Brexit update on Trade Marks
We thought we would focus on the practical implications of Brexit on trade mark protection in the UK with a simple Q&A.
Will I need to file separate EU and UK applications after Brexit (possibly 2019)?
Almost certainly yes, unless the UK and the EU agree a compromise.
What about my existing EU registrations?
There has been much discussion as to whether existing EU registrations will be automatically transferred over to the UK register. The favoured approach at the moment is the so called ‘Montenegro Option’, where all registrations would be automatically transferred without the owner needing to pay additional fees. However as there would be a cost implication to this, there is the strong possibility that the final agreement would mean existing registration owners would have to pay an additional fee and top up application to ensure that transfer to the UK Register did indeed happen. It is now prudent to consider refiling a stand-alone UK trade mark application to ensure coverage in the UK if this market is of strategic commercial importance.
What will happen if my EU application is pending or opposed when the UK officially exits the EU?

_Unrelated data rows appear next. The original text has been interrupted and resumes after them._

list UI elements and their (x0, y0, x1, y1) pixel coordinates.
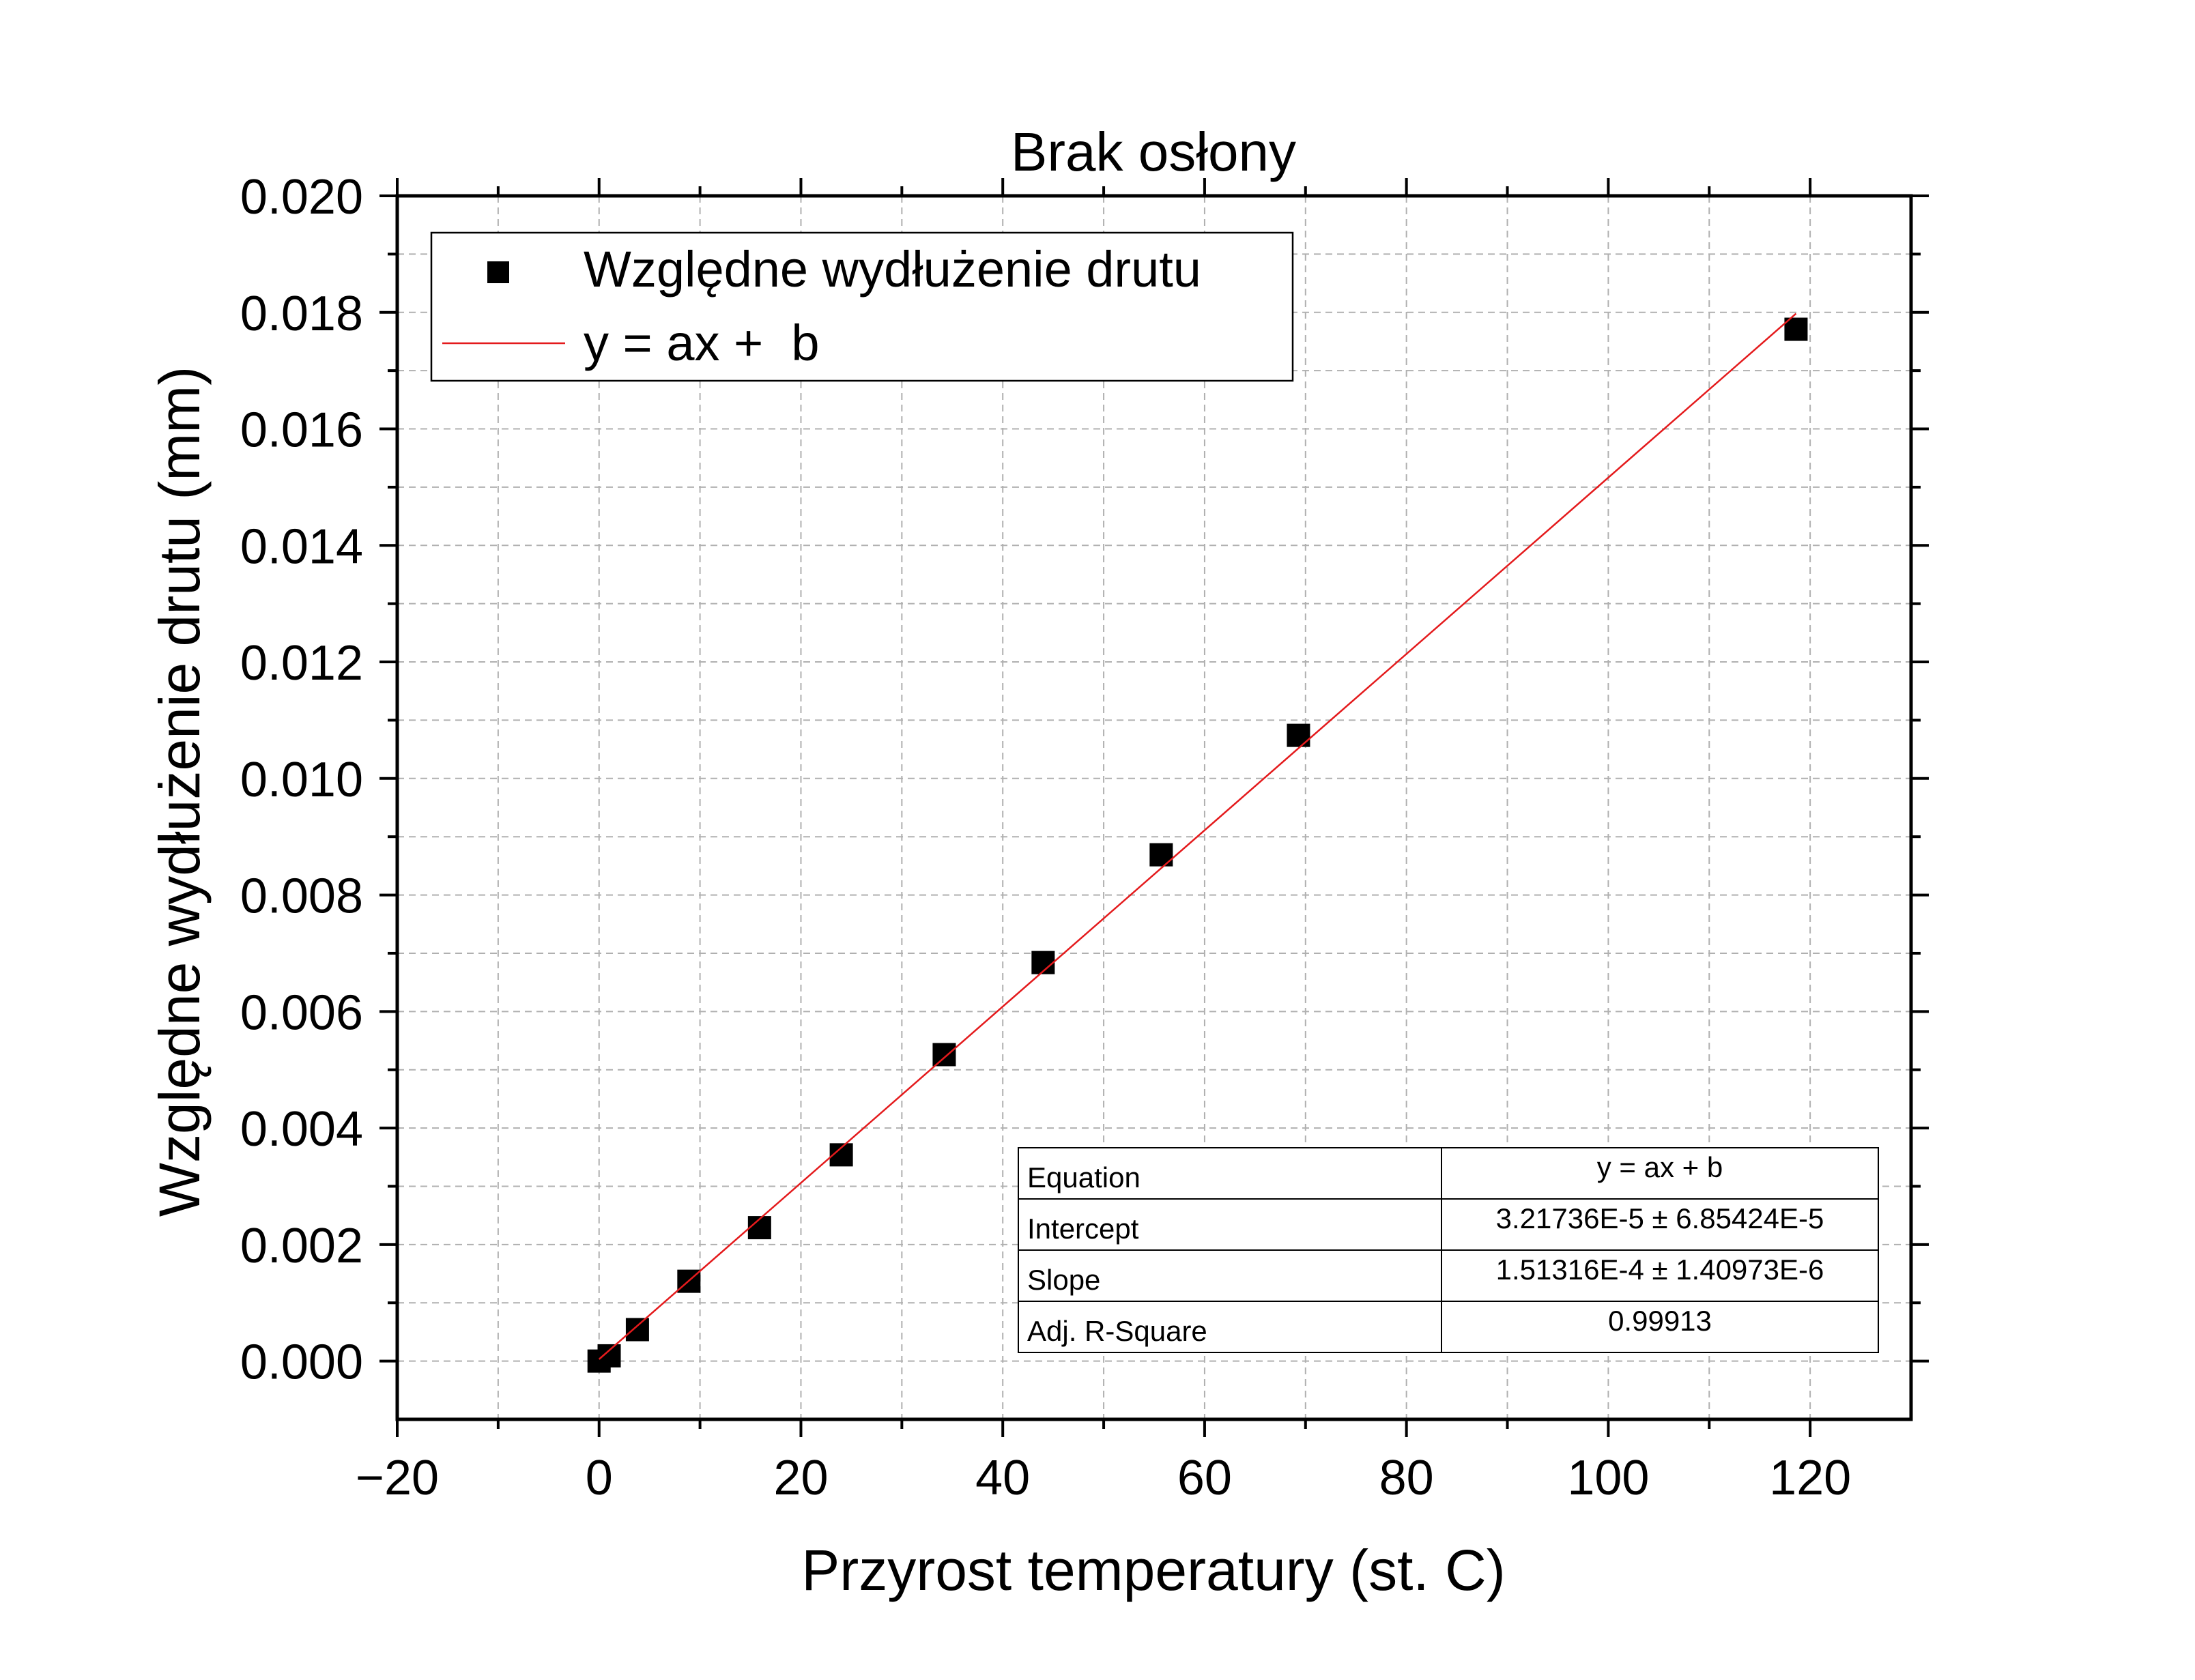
data-point (1784, 317, 1808, 341)
table-cell-value: 3.21736E-5 ± 6.85424E-5 (1441, 1198, 1879, 1251)
table-cell-label: Adj. R-Square (1018, 1301, 1442, 1353)
y-tick-label: 0.008 (240, 869, 363, 924)
legend-frame (430, 231, 1294, 382)
x-axis-label: Przyrost temperatury (st. C) (801, 1538, 1506, 1602)
table-cell-value: 0.99913 (1441, 1301, 1879, 1353)
x-tick-labels: −20 0 20 40 60 80 100 120 (356, 1451, 1851, 1505)
table-row: Intercept 3.21736E-5 ± 6.85424E-5 (1018, 1198, 1879, 1251)
plot-frame (395, 194, 1913, 1421)
y-tick-label: 0.004 (240, 1102, 363, 1157)
y-tick-label: 0.006 (240, 985, 363, 1040)
table-cell-value: y = ax + b (1441, 1147, 1879, 1200)
table-row: Adj. R-Square 0.99913 (1018, 1301, 1879, 1353)
x-tick-label: 0 (586, 1451, 613, 1505)
y-axis-label: Względne wydłużenie drutu (mm) (147, 366, 212, 1217)
table-cell-label: Equation (1018, 1147, 1442, 1200)
axis-ticks (379, 178, 1929, 1437)
chart-title: Brak osłony (1011, 121, 1296, 182)
y-tick-label: 0.016 (240, 403, 363, 458)
x-tick-label: 20 (773, 1451, 828, 1505)
y-tick-label: 0.000 (240, 1335, 363, 1390)
x-tick-label: 80 (1379, 1451, 1434, 1505)
data-point (1149, 843, 1173, 867)
y-tick-labels: 0.000 0.002 0.004 0.006 0.008 0.010 0.012 0.014… (240, 170, 363, 1390)
data-points (587, 313, 1808, 1373)
fit-statistics-table: Equation y = ax + b Intercept 3.21736E-5… (1018, 1147, 1879, 1353)
x-tick-label: 120 (1769, 1451, 1851, 1505)
y-tick-label: 0.014 (240, 519, 363, 574)
y-tick-label: 0.020 (240, 170, 363, 225)
legend-label-fit: y = ax + b (584, 315, 820, 371)
legend: Względne wydłużenie drutu y = ax + b (430, 231, 1294, 382)
x-tick-label: 60 (1177, 1451, 1232, 1505)
y-tick-label: 0.012 (240, 636, 363, 691)
legend-marker-square (487, 261, 509, 283)
data-point (597, 1344, 621, 1367)
x-tick-label: 100 (1567, 1451, 1649, 1505)
data-point (1287, 723, 1310, 747)
table-cell-label: Intercept (1018, 1198, 1442, 1251)
table-cell-value: 1.51316E-4 ± 1.40973E-6 (1441, 1249, 1879, 1302)
x-tick-label: 40 (975, 1451, 1030, 1505)
y-tick-label: 0.018 (240, 287, 363, 341)
data-point (625, 1318, 649, 1342)
table-row: Slope 1.51316E-4 ± 1.40973E-6 (1018, 1249, 1879, 1302)
y-tick-label: 0.010 (240, 753, 363, 807)
fit-line (598, 313, 1797, 1360)
table-row: Equation y = ax + b (1018, 1147, 1879, 1200)
legend-label-data: Względne wydłużenie drutu (584, 241, 1201, 298)
table-cell-label: Slope (1018, 1249, 1442, 1302)
x-tick-label: −20 (356, 1451, 439, 1505)
data-point (932, 1043, 956, 1067)
y-tick-label: 0.002 (240, 1219, 363, 1273)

Again, there is no clarity on this issue, however it appears that the UK and the EU are considering allowing pending EU applications (including those under opposition) to remain with the EUIPO until registration.

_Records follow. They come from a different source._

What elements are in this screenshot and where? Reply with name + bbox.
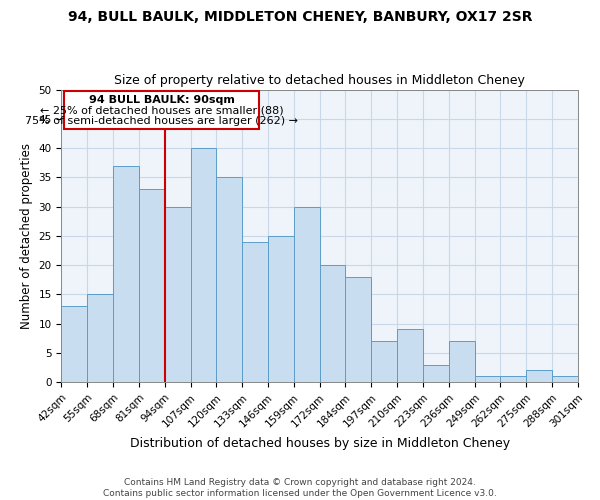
Text: 75% of semi-detached houses are larger (262) →: 75% of semi-detached houses are larger (… [25,116,298,126]
Bar [371,341,397,382]
Bar [500,376,526,382]
Text: ← 25% of detached houses are smaller (88): ← 25% of detached houses are smaller (88… [40,106,283,116]
Y-axis label: Number of detached properties: Number of detached properties [20,143,33,329]
Text: 94 BULL BAULK: 90sqm: 94 BULL BAULK: 90sqm [89,96,235,106]
Bar [552,376,578,382]
Bar [526,370,552,382]
Bar [165,206,191,382]
Bar [320,265,346,382]
Bar [242,242,268,382]
Title: Size of property relative to detached houses in Middleton Cheney: Size of property relative to detached ho… [114,74,525,87]
Bar [346,277,371,382]
Text: Contains HM Land Registry data © Crown copyright and database right 2024.
Contai: Contains HM Land Registry data © Crown c… [103,478,497,498]
Text: 94, BULL BAULK, MIDDLETON CHENEY, BANBURY, OX17 2SR: 94, BULL BAULK, MIDDLETON CHENEY, BANBUR… [68,10,532,24]
FancyBboxPatch shape [64,90,259,130]
X-axis label: Distribution of detached houses by size in Middleton Cheney: Distribution of detached houses by size … [130,437,510,450]
Bar [217,178,242,382]
Bar [191,148,217,382]
Bar [397,330,423,382]
Bar [475,376,500,382]
Bar [87,294,113,382]
Bar [423,364,449,382]
Bar [139,189,165,382]
Bar [294,206,320,382]
Bar [449,341,475,382]
Bar [268,236,294,382]
Bar [113,166,139,382]
Bar [61,306,87,382]
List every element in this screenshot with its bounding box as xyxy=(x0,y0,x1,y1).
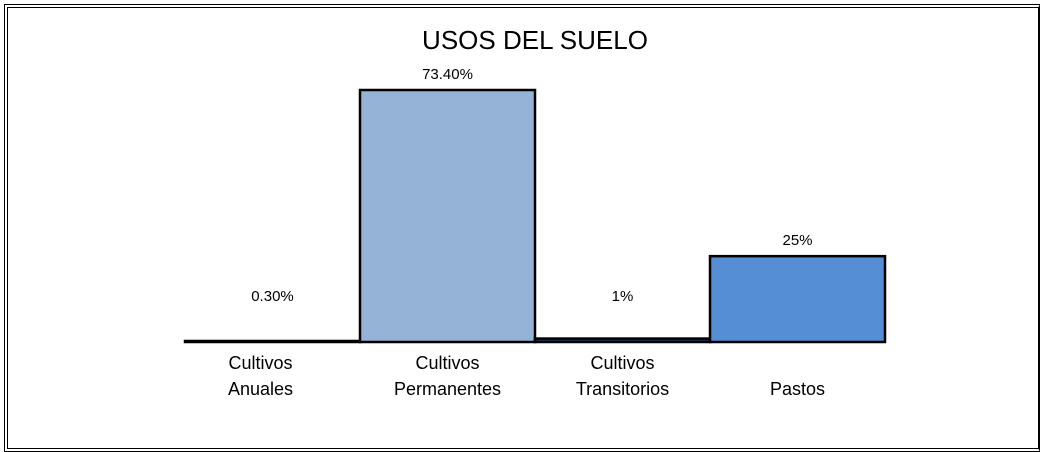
bar xyxy=(358,88,537,344)
value-label: 73.40% xyxy=(422,66,473,83)
bar xyxy=(533,337,712,344)
value-label: 1% xyxy=(612,288,634,305)
page: USOS DEL SUELO 0.30% 73.40% 1% 25% Cultivos… xyxy=(4,4,1040,452)
chart-title: USOS DEL SUELO xyxy=(422,25,648,55)
value-label: 25% xyxy=(782,232,812,249)
x-tick-label: Cultivos Transitorios xyxy=(575,353,670,399)
value-label: 0.30% xyxy=(251,288,294,305)
x-tick-label: Pastos xyxy=(769,379,826,399)
x-tick-label: Cultivos Anuales xyxy=(227,353,294,399)
chart: USOS DEL SUELO 0.30% 73.40% 1% 25% xyxy=(183,25,887,344)
x-tick-label: Cultivos Permanentes xyxy=(393,353,502,399)
bar xyxy=(708,254,887,344)
bar xyxy=(183,339,362,344)
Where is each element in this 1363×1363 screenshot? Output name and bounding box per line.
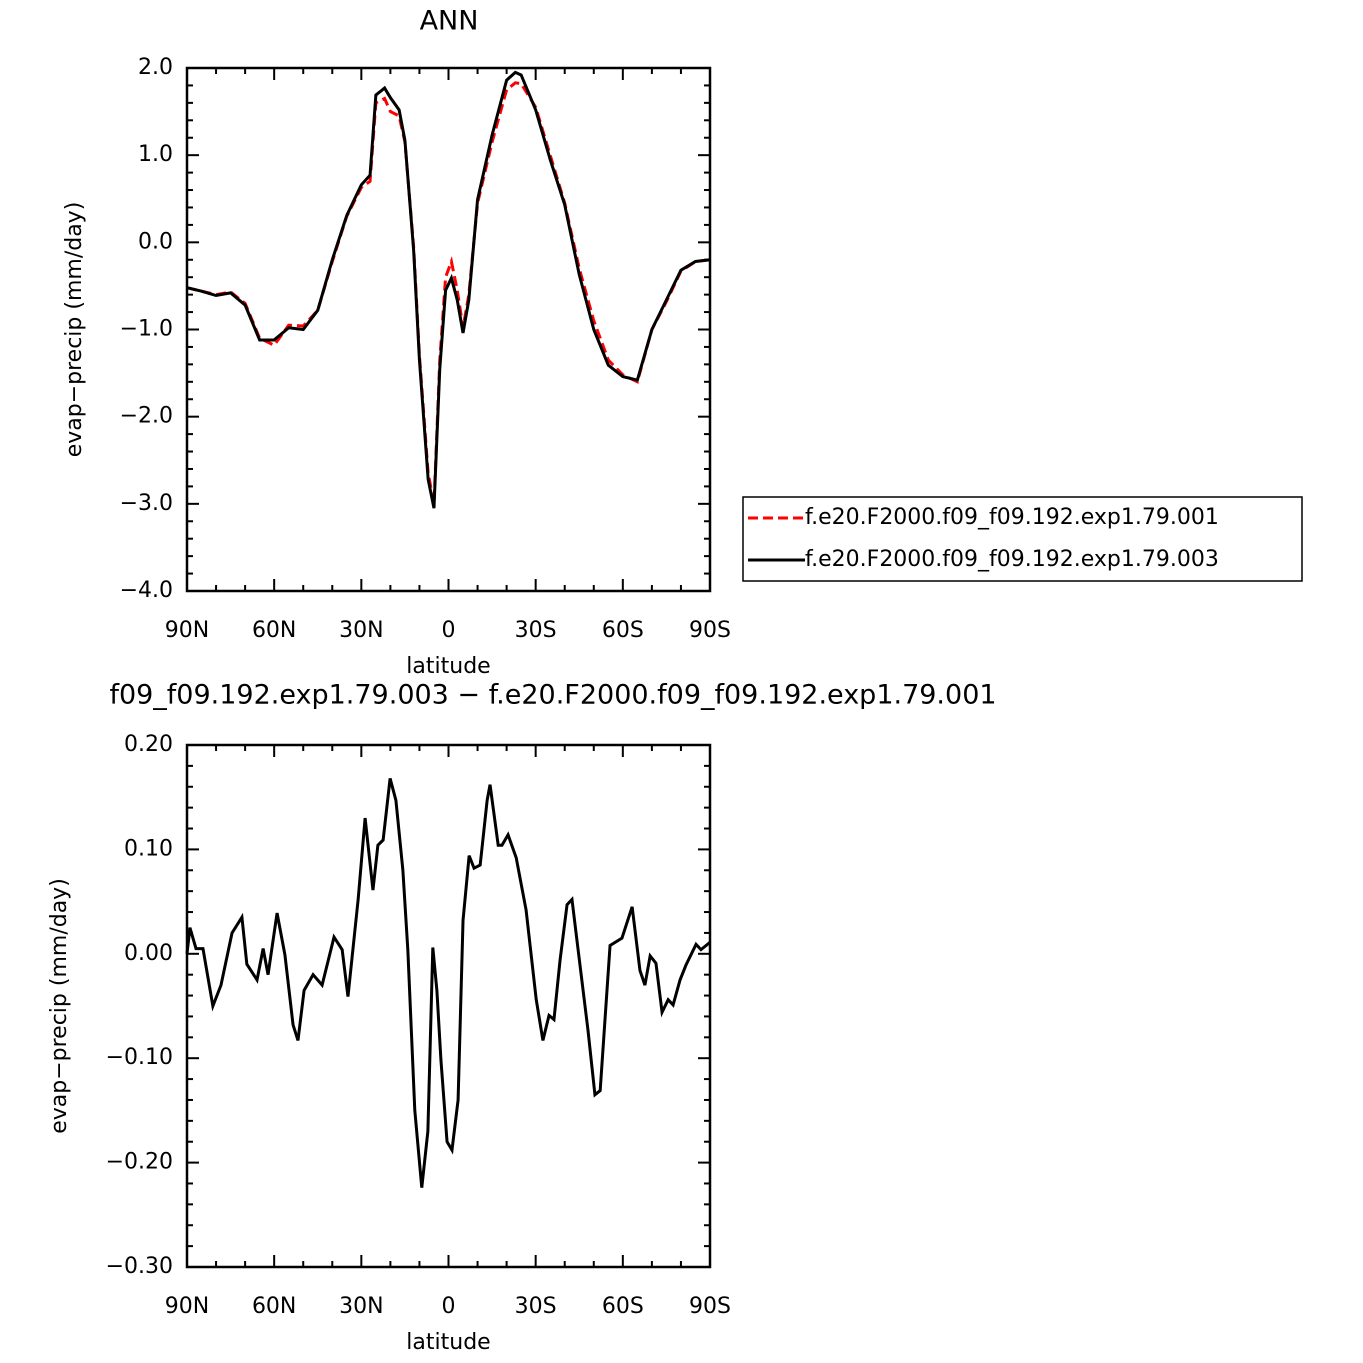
x-tick-label: 30N [339,1294,383,1319]
legend-box [742,496,1303,582]
y-tick-label: 0.20 [124,732,173,757]
y-tick-label: 0.0 [138,229,173,254]
x-tick-label: 30N [339,618,383,643]
x-tick-label: 0 [442,1294,456,1319]
data-line [186,70,711,509]
plot-frame [185,743,712,1269]
x-tick-label: 60N [252,618,296,643]
y-tick-label: −0.10 [106,1045,173,1070]
y-tick-label: −1.0 [120,317,173,342]
plot-frame [185,66,712,593]
x-tick-label: 60S [602,618,644,643]
legend-label: f.e20.F2000.f09_f09.192.exp1.79.003 [805,547,1219,572]
y-axis-label: evap−precip (mm/day) [47,878,72,1134]
x-tick-label: 60S [602,1294,644,1319]
y-tick-label: −4.0 [120,578,173,603]
chart-title: f09_f09.192.exp1.79.003 − f.e20.F2000.f0… [109,680,996,711]
x-tick-label: 30S [515,1294,557,1319]
y-tick-label: 0.10 [124,836,173,861]
x-tick-label: 90S [689,618,731,643]
x-tick-label: 0 [442,618,456,643]
chart-title: ANN [420,6,479,37]
x-tick-label: 90N [165,1294,209,1319]
y-tick-label: 0.00 [124,941,173,966]
x-tick-label: 90S [689,1294,731,1319]
x-tick-label: 90N [165,618,209,643]
x-axis-label: latitude [406,654,490,679]
x-tick-label: 60N [252,1294,296,1319]
y-axis-label: evap−precip (mm/day) [62,202,87,458]
y-tick-label: −2.0 [120,404,173,429]
x-axis-label: latitude [406,1330,490,1355]
data-line [186,81,711,505]
y-tick-label: 2.0 [138,55,173,80]
y-tick-label: 1.0 [138,142,173,167]
data-line [185,778,711,1188]
y-tick-label: −0.30 [106,1254,173,1279]
legend-label: f.e20.F2000.f09_f09.192.exp1.79.001 [805,505,1219,530]
x-tick-label: 30S [515,618,557,643]
y-tick-label: −0.20 [106,1150,173,1175]
y-tick-label: −3.0 [120,491,173,516]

What about agreements and licences involving EU marks?
Co-existence agreements, licences and other agreements having effect in the EU should be reviewed now as they may need amending. Also registration owners who have been involved in litigation relating to EU should also review their settlement agreements. New licences and agreements should be worded carefully to ensure that they are ‘Brexit’ ready.
Will I be able to rely on use of my trademark in the EU to support a UK registration?
If a system for transfer of EU registrations onto the UK register does come into effect, there are difficulties for the UK concerning trade mark use. All newly created UK ‘Ex EU’ registrations would become vulnerable to a non-use cancellation action five years after the original EU registration date. Brand owners should consider their geographic use strategy in light of this issue.